Writing for Rights  

Wednesday, October 29, 2008

I’m actually not a huge proponent of marriage in general. Partner benefits, family health benefits and legal recognition -- Yes. Marriage as a normative cultural institution with the white dress and bells -- No. I feel strongly that marriage has become more of a religious and/or commercial institution than a civil one, which makes me extremely uncomfortable. Also, I personally do not feel that I need a ceremony to prove (and prove to whom?) that I am in love with someone. That said, I am not wholesale against marriage nor should my personal feelings reflect on what other people choose to do with their lives and in their relationships. I may not be keen on marriage myself, but I would never presume to impose my views on other people.

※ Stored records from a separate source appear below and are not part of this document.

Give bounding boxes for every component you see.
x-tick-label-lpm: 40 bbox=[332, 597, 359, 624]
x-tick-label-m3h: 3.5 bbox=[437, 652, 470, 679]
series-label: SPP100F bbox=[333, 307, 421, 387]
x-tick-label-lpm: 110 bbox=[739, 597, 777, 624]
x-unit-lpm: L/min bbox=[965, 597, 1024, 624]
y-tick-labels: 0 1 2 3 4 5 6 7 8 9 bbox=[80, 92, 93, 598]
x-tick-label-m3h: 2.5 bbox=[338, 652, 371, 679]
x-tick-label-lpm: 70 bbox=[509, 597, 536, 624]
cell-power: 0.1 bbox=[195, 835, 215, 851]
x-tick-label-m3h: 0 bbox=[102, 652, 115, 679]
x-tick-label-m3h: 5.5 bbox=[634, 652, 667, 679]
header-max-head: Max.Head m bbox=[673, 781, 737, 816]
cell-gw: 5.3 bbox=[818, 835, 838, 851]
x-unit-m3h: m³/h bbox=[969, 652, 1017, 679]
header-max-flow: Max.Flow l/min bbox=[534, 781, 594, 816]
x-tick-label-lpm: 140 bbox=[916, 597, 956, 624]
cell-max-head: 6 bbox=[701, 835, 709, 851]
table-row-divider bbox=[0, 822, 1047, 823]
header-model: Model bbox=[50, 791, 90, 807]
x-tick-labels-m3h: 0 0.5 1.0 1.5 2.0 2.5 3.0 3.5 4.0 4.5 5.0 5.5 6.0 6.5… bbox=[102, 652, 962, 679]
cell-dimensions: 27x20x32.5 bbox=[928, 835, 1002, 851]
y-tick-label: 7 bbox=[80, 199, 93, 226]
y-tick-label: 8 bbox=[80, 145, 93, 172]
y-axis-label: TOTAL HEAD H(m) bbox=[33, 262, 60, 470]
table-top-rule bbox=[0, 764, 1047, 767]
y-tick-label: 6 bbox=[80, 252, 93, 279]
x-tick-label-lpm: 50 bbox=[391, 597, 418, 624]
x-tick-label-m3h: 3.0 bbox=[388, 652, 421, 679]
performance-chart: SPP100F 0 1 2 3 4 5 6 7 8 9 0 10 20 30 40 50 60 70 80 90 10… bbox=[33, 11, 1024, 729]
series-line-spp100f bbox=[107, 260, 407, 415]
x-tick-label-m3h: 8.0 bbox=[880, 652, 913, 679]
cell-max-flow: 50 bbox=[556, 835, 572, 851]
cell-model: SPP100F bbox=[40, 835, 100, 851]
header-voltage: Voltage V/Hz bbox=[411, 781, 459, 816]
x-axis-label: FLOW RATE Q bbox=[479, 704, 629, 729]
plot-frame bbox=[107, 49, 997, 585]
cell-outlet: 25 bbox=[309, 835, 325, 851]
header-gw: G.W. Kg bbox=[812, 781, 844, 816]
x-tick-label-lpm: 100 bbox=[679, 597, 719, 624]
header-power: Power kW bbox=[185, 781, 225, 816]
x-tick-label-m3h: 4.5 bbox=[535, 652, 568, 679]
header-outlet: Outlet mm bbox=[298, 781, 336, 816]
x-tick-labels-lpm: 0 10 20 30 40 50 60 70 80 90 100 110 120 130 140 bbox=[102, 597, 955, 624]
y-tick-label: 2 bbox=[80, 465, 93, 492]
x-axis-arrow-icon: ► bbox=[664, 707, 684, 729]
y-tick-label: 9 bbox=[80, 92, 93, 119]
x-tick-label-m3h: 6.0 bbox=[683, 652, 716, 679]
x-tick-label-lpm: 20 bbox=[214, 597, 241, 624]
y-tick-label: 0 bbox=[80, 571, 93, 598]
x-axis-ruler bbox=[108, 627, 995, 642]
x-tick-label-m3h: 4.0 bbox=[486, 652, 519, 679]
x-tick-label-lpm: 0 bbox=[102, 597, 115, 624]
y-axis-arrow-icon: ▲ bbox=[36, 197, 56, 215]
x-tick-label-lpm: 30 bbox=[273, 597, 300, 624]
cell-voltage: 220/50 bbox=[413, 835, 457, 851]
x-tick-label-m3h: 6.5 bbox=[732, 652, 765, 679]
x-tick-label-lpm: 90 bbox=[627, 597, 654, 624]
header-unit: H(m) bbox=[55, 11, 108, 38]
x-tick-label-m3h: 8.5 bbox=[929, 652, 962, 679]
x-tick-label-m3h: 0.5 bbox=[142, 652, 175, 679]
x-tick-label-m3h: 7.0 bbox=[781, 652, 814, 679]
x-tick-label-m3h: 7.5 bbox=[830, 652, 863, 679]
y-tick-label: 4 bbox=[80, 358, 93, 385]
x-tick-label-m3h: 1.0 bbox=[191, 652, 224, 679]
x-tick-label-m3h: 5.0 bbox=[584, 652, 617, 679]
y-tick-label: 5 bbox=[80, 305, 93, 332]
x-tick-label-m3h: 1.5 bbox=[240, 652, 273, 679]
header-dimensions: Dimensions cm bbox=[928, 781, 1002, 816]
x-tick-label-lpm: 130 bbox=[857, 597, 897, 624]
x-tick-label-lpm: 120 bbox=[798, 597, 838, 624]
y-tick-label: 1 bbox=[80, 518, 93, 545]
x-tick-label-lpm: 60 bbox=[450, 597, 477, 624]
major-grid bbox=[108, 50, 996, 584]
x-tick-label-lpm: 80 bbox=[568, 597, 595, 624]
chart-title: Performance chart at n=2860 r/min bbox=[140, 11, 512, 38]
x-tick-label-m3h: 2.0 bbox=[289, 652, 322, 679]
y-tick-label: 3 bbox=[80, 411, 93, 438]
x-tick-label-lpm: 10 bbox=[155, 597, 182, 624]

What I fail to understand is how anyone can make an argument against same-sex marriage on any grounds, religious or otherwise. I think the moralizing "traditional marriage" argument is ridiculous and wrong wrong wrong, but at least I've grown accustomed to the fact that when it comes to some religious institutions people don't seem to have any qualms about saying they're better or more worthy than other people. If you don't have the false judgmental security of "God on your side" (whatever that means), what is your excuse? Everyone should be outraged by this blatant discrimination, because that is what it is. And it scares me that so many people don't see it that way. It may seem like not that big a deal. It is just marriage, who cares? But if you claim you're against same-sex marriage for any reason, no matter how you rationalize it, you're really just saying that you think LGBTQ people are less than, that they don't deserve the same rights as everyone else. And we all know where that line of thinking leads.

First they came for the Communists,
and I didn’t speak up,
because I wasn’t a Communist.
Then they came for the Jews,
and I didn’t speak up,
because I wasn’t a Jew.
Then they came for the Catholics,
and I didn’t speak up,
because I was a Protestant.
Then they came for me,
and by that time there was no one
left to speak up for me.

~Rev. Martin Niemoller, 1945

Unless you think, as some people do, that equality is a Un-American , I find it hard to even wrap my mind around the outright discrimination implicit in denying same-sex couples the right to marry. Even more mind-boggling? The lying and coercion perpetrated by those opposed to gay marriage. You can bet your hat that if the "liberal elite" were trying to deny, I don't know, say, right-wing conservatives the right to marry each other, there would be an outcry of discrimination to beat the band. And rightfully so. Nevertheless, apparently, in the eyes of some, only certain (straight) people are equal in the eyes of the law.

California's a Proposition 8 (which would make same-sex marriage illegal) and Florida's Amendment 2(which would not only legally define marriage as between a man and woman, but also disenfranchise unmarried couples whether homosexual or heterosexual) are discriminatory and hateful. Why are these votes in California and Florida so important when we don't even live there? Because every statewide opposition to same-sex marriage is another blow to LGBTQ freedoms and rights across the country.

It does not matter if you're straight, gay, bisexual, or asexual. It does not matter if you never plan to get married, if you are hoping to get married one day in a big church with all the frills or if you married years ago at City Hall. We should all cry out in outrage against laws that seek to discriminate against a group of people, regardless of if they affect us personally or not.